C'est le général de Gaulle qui, après le rapprochement en juin 1964 à propos de Chypre, puis lors de deux voyages présidentiels alternés en 1967 et en 1968, encouragea le dialogue européen avec la Turquie.

Aucun Président, aucun chef de gouvernement, aucun ministre n'a ensuite interrompu ce dialogue.

En 1999, l'ensemble des pays membres a reconnu la vocation européenne de la Turquie.

Le 6 octobre dernier, la Commission a donné un avis positif sur l'ouverture des négociations, ouverture que le Conseil européen a donc autorisée le 17 décembre.

Le débat sur cette question a été particulièrement animé dans notre pays.

Le Gouvernement a été attentif à tous les Européens convaincus qui se sont exprimés sur ce sujet, parfois dans des sens différents.

Le Gouvernement a entendu aussi tous ceux qui, exaspérés par l'immigration clandestine, voulaient exprimer sincèrement leurs craintes et leurs inquiétudes.

Ces positions sont respectables, même si elles ne sont pas toujours justes.

Le choix que l'Europe a fait le 17 décembre nous engage.

Ce n'est pas un choix d'opportunité, ce n'est pas un choix partisan, c'est un choix qui s'appuie sur une vision de la France et sur une vision de l'Europe : nous proposons à la Turquie de faire sa véritable révolution européenne.

Cette perspective correspond à une nouvelle idée de la puissance européenne, puissance d'attraction autant que d'organisation, puissance pour la paix, pour la stabilité et pour un modèle européen économique et social : une puissance qui incite un grand pays, à l'histoire riche et complexe, fort de 70 millions d'habitants, à mener les réformes nécessaires pour se conformer aux exigences européennes en matière de liberté, de droits de l'homme et de libre initiative.

Quelle autre organisation dans le monde a ce pouvoir d'attraction démocratique ?

Qui peut conduire une telle nation à mener des réformes si profondes, qui touchent au coeur même de son système politique ?
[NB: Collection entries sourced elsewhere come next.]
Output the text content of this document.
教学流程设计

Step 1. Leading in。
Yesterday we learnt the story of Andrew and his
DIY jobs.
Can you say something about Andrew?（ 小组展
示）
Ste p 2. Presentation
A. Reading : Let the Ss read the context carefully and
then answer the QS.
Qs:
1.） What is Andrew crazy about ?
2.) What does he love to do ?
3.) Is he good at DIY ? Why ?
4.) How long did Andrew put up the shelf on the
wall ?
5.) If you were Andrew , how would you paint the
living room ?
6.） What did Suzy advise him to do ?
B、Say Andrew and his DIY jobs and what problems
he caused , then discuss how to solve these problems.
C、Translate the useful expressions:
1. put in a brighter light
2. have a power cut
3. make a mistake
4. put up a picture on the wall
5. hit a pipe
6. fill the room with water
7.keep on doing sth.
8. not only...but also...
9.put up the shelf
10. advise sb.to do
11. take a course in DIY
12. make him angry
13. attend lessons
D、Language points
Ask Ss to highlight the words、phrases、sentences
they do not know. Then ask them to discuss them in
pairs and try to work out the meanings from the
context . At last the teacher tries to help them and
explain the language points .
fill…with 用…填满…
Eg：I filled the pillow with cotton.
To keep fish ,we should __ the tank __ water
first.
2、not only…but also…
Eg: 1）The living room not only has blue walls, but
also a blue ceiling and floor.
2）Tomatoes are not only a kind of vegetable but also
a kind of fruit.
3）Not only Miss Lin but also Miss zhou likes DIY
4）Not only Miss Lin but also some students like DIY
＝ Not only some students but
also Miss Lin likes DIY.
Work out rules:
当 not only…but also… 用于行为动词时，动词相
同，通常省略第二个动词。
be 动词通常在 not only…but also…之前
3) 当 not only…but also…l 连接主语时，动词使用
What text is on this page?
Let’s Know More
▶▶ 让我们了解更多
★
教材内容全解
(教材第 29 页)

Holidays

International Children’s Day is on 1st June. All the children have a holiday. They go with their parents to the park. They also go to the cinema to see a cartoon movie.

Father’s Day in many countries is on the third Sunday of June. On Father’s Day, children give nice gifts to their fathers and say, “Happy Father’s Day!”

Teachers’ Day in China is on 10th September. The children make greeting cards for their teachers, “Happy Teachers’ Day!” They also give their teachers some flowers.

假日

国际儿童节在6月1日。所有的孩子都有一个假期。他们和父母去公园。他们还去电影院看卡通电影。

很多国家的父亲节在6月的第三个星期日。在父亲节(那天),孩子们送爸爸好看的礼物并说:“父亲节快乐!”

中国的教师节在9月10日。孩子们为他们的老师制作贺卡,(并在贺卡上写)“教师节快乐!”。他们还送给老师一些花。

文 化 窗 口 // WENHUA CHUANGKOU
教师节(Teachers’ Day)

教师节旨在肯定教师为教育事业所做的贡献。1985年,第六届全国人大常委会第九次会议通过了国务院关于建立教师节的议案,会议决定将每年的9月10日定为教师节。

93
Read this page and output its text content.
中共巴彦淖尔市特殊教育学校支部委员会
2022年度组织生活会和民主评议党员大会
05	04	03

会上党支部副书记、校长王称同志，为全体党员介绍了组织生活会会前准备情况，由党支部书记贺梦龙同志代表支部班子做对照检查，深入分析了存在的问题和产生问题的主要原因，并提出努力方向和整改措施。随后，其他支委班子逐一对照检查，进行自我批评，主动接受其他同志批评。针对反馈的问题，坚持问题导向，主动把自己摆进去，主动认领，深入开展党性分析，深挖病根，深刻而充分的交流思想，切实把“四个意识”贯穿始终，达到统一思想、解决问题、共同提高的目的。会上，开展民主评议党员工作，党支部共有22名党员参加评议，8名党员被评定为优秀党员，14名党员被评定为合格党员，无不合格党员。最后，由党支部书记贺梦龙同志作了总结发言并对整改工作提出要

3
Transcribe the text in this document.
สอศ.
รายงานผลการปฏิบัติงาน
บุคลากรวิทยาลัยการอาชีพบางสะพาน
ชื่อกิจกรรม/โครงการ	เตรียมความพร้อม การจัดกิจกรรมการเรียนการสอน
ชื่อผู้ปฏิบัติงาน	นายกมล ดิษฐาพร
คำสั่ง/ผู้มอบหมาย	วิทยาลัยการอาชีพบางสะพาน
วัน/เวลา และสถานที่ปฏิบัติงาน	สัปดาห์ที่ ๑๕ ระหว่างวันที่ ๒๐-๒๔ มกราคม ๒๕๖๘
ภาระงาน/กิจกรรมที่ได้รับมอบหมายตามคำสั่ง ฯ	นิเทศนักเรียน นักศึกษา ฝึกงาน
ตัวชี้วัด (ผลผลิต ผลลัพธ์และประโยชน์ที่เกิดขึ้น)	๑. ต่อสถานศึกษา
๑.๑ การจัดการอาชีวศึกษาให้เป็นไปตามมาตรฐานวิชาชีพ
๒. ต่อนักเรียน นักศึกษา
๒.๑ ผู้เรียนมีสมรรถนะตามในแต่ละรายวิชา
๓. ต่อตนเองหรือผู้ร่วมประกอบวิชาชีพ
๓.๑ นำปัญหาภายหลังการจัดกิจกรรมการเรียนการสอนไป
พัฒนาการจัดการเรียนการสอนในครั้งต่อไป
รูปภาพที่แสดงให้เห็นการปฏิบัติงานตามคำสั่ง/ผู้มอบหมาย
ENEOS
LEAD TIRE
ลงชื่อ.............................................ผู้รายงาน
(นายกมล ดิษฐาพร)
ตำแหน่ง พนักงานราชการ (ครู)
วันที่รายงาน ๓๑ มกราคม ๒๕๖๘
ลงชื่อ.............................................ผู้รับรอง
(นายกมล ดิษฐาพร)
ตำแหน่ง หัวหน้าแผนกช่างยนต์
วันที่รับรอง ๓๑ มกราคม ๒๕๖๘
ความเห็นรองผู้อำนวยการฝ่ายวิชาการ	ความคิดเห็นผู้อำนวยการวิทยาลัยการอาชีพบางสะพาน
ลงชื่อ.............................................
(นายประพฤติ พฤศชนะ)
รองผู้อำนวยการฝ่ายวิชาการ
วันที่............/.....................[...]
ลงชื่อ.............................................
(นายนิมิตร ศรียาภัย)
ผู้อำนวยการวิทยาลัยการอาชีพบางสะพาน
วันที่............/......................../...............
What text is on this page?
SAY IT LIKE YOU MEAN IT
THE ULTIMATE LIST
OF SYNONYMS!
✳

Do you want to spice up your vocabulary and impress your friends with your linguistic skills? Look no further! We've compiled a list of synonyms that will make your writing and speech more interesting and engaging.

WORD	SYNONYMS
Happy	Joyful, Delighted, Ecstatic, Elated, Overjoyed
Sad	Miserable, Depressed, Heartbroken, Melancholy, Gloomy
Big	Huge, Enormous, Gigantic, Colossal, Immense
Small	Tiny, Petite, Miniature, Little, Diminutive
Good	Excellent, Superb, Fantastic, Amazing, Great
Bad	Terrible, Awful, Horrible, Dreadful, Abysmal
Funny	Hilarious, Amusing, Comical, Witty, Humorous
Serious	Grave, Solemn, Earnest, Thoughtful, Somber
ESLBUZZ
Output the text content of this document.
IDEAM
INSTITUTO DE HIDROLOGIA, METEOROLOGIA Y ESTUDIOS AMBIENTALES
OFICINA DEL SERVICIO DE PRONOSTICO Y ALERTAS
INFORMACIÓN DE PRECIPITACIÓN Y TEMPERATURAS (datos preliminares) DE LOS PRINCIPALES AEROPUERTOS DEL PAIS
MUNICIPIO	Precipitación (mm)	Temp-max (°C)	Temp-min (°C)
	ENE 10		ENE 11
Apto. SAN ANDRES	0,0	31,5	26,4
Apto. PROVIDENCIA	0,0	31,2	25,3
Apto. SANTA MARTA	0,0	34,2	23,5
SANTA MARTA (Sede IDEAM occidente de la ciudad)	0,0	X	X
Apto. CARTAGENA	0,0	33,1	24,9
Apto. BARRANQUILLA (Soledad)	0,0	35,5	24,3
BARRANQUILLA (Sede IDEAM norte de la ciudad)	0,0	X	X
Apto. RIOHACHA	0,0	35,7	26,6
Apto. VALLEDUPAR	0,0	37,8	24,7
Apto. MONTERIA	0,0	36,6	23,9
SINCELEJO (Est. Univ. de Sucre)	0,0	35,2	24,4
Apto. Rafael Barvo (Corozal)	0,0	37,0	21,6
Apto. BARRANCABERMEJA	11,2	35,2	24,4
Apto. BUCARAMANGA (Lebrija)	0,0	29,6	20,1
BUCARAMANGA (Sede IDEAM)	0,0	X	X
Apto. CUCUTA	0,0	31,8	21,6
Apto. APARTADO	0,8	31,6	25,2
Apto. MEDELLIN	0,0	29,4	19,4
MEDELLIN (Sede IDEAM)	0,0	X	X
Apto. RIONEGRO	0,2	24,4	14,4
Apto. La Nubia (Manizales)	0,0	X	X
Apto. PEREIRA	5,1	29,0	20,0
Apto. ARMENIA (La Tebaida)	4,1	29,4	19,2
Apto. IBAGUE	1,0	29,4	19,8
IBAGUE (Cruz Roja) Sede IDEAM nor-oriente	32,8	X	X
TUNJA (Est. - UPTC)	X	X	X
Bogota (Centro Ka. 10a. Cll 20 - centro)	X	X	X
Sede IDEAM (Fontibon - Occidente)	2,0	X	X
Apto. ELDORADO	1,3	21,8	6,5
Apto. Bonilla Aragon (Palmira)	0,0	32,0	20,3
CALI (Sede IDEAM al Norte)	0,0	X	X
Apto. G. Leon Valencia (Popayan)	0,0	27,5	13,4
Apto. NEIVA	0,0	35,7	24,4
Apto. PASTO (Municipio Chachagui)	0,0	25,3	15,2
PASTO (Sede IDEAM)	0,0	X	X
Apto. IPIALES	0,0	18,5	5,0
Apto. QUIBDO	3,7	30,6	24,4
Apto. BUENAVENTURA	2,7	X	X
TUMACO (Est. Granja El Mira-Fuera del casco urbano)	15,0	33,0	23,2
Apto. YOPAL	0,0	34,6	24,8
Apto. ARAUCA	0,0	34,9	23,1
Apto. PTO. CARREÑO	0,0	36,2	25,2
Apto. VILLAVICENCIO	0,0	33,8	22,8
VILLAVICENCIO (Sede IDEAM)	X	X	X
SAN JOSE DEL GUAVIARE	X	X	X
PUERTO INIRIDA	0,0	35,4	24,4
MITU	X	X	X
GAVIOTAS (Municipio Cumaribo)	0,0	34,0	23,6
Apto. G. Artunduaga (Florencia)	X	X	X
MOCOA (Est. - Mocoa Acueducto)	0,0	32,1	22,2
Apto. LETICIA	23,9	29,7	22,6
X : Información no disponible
Qui peut conduire ce grand pays sur la voie de la réconciliation avec son ennemi d'hier, la Grèce ?

Qui peut ancrer 70 millions d'habitants dans l'économie sociale de marché ?

C'est un véritable aimant démocratique que notre Union européenne.

Reconnaissons qu'une Turquie démocratique serait une chance pour l'Europe, une Turquie qui aurait rempli les conditions nécessaires à son adhésion, avec son marché en forte croissance et en pleine expansion démographique, avec sa tradition jamais démentie de dialogue étroit avec nos alliés au Proche-Orient, avec la francophilie de ses élites, pour qui la France a toujours été la patrie des droits de l'homme et de la liberté.

La Turquie dans l'Europe serait une force de stabilité dans l'ensemble méditerranéen.

La voix de l'Europe au Proche-Orient sera plus forte avec la Turquie qu'elle ne l'est aujourd'hui.

Quant à l'immigration venue des nouveaux pays, elle fait toujours peur avant les élargissements, avant que l'on se rende compte que l'entrée dans l'Europe contribue au contraire à fixer les populations dans leur pays et ainsi à tarir l'immigration.

Le développement est toujours plus humain à la maison, et nous avons vu à l'occasion de tous les élargissements précédents que l'immigration stoppait avec l'adhésion.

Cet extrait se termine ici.